Doane College, in partnership with Arts Are Basic, is pleased to host The Crossroads Project, a convergence of science, music, art and performance. Dr. Robert Davies, Physicist at Utah State University has established a collaboration with Purchase College Professor of Music Laura Kaminsky, National Geographic photographer Garth Lenz, the Fry Street Quartet, and painter Rebecca Allan to present an “ecosystem” performance of responses to climate change.  Dr. Davies’s goal is to extend his investigation beyond our direct impact on the earth’s climate, to explore ways that society might respond to environmental changes.

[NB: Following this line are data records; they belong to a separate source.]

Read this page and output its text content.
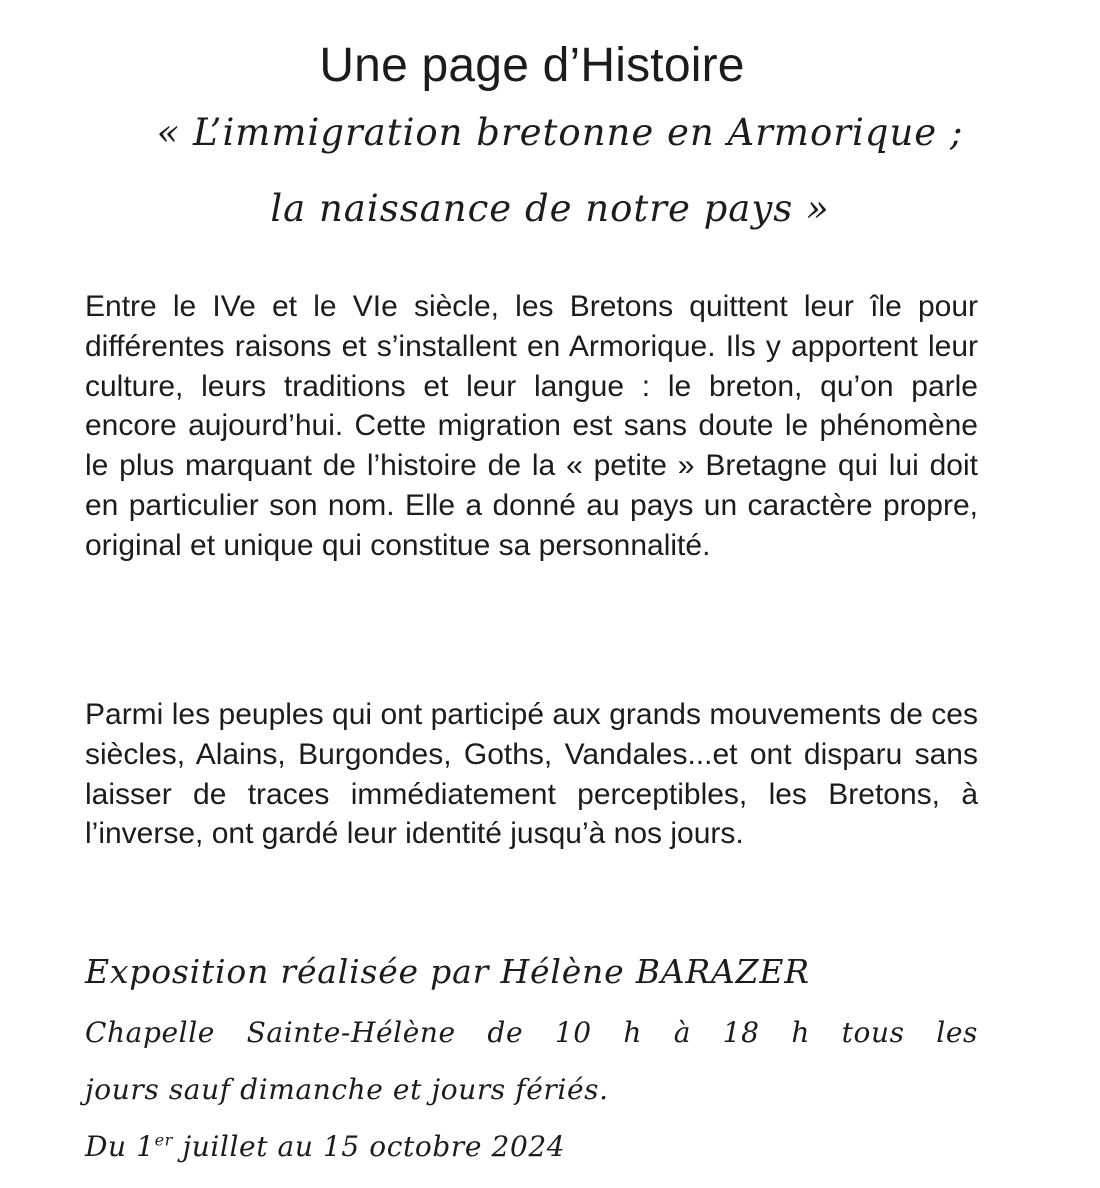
Une page d’Histoire
« L’immigration bretonne en Armorique ;
la naissance de notre pays »

Entre le IVe et le VIe siècle, les Bretons quittent leur île pour différentes raisons et s’installent en Armorique. Ils y apportent leur culture, leurs traditions et leur langue : le breton, qu’on parle encore aujourd’hui. Cette migration est sans doute le phénomène le plus marquant de l’histoire de la « petite » Bretagne qui lui doit en particulier son nom. Elle a donné au pays un caractère propre, original et unique qui constitue sa personnalité.

Parmi les peuples qui ont participé aux grands mouvements de ces siècles, Alains, Burgondes, Goths, Vandales...et ont disparu sans laisser de traces immédiatement perceptibles, les Bretons, à l’inverse, ont gardé leur identité jusqu’à nos jours.

Exposition réalisée par Hélène BARAZER
Chapelle Sainte-Hélène de 10 h à 18 h tous les
jours sauf dimanche et jours fériés.
Du 1er juillet au 15 octobre 2024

In tandem with performance of The Crossroads Project, Rall Gallery features Rebecca Allan’s exhibition Tondos from the Crossroads Project. The exhibition features large circular canvases and a series of smaller tondino "studies" on paper; the smaller works serve as a metaphor for how localized environmental events add, compound, and ultimately have profound global effects.  Allan has observed numerous watershed environments nationally and internationally. The artist uses her experiential research, along with a deep curiosity about science and environmental forces, to drive her painterly abstractions. On Allan's layered and very physical surfaces, paint is pushed, peeled, and washed away, mimicking environmental and geologic forces like soil erosion, tectonic shift, and glacial melting. Allan states that although her compositions are "grounded in the visible world, [her] paintings are sensual inventions that conflate real and conjured experiences.“  Curiously, the most abstracted facets of the paintings--seemingly untethered paint blobs scraped from a palette--explicitly connect us to the urgent realities of fragile ecosystems. By linking us to our sense of touch through abrasion, overlapping and slippery surfaces, Allan presents space beyond the statistics and grand scale that overwhelm our relationship to climate change. The artist's material process pulls us into the tactile realities of these shifting environments, making our responsibility for their current state and ongoing care undeniably apparent.​​​​​​​
About the Artist

Rebecca Allan is a New York-based visual artist known for her richly layered and chromatically nuanced abstract paintings. Her work investigates watershed environments of the Northeast, Pacific Northwest, New Mexico, the Gulf Coast, Lebanon, France, and Norway, and is inspired by her interest in landscape ecology, botany, and geology.  Exhibiting nationally and abroad for more than 25 years, Allan’s most recent solo exhibitions were presented at Ringling College of Art + Design/Longboat Key Center for the Arts, Seattle Art Museum (SAM) Gallery, and 2/20 Gallery in New York City. She has been a Fellow at the Hermitage Artists Retreat, Centrum Foundation, Virginia Center for the Creative Arts, and Dorland Mountain Art Colony. Allan is also the Head of Education at the Bard Graduate Center for Studies in the Decorative Arts, Design History, and Material Culture in New York City.